Special shoutout to Leah Chase in the Jazz Tent.  Leah is the daughter of famous New Orleans restauranteurs Dooky Chase, Jr. , who once led a big band, and his wife and her maternal namesake. Leah Chase, who survives Dooky and is one of the best known chef’s in New Orleans, now runs  the landmark restaruaunt which bears Dookys name.  Leah the Singer (as she is called in NO to distinguish her from her moms) has the voice of a young Ella, can sing love ballads and big band swing  songs equally well and is the type of performer you’d expect to see on tour with Frank Sinatra or Mel Torme ….. oh right …. well you CAN see her in NOLA.

Let me just say this  …  while performing next door in the blues tent, Lil Buck Sinegal was in the middle of a blistering blues guitar solo when a piercing, prolonged vocal high note from the adjoining jazz tent could be heard OVER his band.  Buck smiled, turned to his band and, shaking his head and smiling,  mouthed one silent word …  “Leah”.

And then came Erykah Badu.  I was totally enthralled by this womans music …. art …performance ….whatever.  Calling it singing is like saying Einstein did math or Picasso painted.  Think a 50’s beat poety reading with Ferlinghetti meets Coltrane.  Tina Turner and Gil Scott-Heron.  Bob Dylan and Nina Simone.   One song was a rap on valium, another a funky dance beat with synthesizers and sound boards.
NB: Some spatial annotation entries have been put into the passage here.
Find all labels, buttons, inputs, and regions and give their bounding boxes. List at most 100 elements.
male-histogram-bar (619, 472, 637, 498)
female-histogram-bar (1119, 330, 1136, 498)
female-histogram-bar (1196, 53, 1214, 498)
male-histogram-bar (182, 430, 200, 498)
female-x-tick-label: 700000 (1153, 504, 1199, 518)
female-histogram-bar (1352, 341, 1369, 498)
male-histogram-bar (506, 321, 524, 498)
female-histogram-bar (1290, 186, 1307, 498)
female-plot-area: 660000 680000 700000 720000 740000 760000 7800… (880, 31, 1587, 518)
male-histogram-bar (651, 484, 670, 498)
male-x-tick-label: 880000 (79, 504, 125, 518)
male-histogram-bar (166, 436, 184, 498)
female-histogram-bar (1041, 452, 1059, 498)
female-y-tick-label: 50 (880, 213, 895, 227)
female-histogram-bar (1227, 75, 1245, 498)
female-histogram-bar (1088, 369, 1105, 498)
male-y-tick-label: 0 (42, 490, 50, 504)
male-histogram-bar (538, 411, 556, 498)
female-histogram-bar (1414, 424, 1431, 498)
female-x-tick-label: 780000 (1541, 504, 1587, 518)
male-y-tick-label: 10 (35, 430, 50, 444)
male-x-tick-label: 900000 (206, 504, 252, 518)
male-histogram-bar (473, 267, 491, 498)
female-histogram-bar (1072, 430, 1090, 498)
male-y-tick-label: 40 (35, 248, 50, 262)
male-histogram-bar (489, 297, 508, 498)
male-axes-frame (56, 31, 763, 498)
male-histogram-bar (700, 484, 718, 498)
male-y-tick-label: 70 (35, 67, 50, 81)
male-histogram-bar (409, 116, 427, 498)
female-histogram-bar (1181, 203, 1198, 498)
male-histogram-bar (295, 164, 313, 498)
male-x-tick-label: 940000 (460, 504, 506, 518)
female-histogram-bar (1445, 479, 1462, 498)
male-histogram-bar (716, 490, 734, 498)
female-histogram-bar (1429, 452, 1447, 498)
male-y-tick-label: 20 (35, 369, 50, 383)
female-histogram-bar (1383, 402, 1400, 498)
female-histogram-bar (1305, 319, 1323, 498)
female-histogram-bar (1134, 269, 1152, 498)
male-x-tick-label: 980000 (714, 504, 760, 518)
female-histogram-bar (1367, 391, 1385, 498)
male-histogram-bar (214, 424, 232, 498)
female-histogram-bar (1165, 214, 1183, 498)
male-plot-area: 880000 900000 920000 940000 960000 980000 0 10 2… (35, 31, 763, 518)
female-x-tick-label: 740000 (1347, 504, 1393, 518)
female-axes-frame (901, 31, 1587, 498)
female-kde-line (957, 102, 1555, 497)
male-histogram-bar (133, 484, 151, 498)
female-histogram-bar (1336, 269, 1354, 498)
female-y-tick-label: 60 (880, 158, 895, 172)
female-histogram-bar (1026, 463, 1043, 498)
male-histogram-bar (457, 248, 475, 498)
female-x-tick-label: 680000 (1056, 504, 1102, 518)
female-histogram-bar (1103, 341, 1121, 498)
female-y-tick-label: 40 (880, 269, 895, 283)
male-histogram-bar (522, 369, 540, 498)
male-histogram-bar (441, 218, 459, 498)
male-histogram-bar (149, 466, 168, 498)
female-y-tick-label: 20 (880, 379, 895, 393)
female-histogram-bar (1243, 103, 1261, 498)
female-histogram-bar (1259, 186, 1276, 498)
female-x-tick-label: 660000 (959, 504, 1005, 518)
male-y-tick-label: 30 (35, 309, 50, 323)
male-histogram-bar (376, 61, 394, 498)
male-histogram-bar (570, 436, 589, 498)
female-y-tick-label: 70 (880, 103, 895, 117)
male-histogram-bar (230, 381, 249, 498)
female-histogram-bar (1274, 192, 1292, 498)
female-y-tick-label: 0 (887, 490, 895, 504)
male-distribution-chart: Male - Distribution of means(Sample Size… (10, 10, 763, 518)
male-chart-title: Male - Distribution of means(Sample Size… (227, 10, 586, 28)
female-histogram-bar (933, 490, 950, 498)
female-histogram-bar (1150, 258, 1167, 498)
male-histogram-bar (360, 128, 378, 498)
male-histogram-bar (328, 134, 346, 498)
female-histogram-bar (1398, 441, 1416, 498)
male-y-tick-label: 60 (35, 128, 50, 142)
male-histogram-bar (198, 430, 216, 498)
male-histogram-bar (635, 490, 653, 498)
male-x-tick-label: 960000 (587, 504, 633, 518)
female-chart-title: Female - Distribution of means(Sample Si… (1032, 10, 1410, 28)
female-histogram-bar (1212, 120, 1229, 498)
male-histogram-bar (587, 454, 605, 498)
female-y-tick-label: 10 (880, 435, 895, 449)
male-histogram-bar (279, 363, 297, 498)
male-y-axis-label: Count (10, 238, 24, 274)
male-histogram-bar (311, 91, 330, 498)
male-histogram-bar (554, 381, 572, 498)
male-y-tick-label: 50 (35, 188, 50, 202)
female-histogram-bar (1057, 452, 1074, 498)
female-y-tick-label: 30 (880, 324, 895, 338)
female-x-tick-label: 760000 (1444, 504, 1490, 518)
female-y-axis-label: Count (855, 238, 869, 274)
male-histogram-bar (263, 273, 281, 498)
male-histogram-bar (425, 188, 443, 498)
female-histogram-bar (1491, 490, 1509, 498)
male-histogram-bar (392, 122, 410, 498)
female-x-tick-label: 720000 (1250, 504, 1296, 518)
One an Afro-Madonna type vogue and another a straight no chaser Monk jazz riff.  All with Erykah singing, talking, whispering, growling, screaming sometimes even pantomiming.

It was funky, soulful, jazzy, hip, cool, fresh, with it, now  ……  indescribable, one of a kind. As I was leaving the set I saw a friend who asked me how it was and I stopped, struggling for words and said ……it was the trippiest I thing I ever saw without acid.  And it was.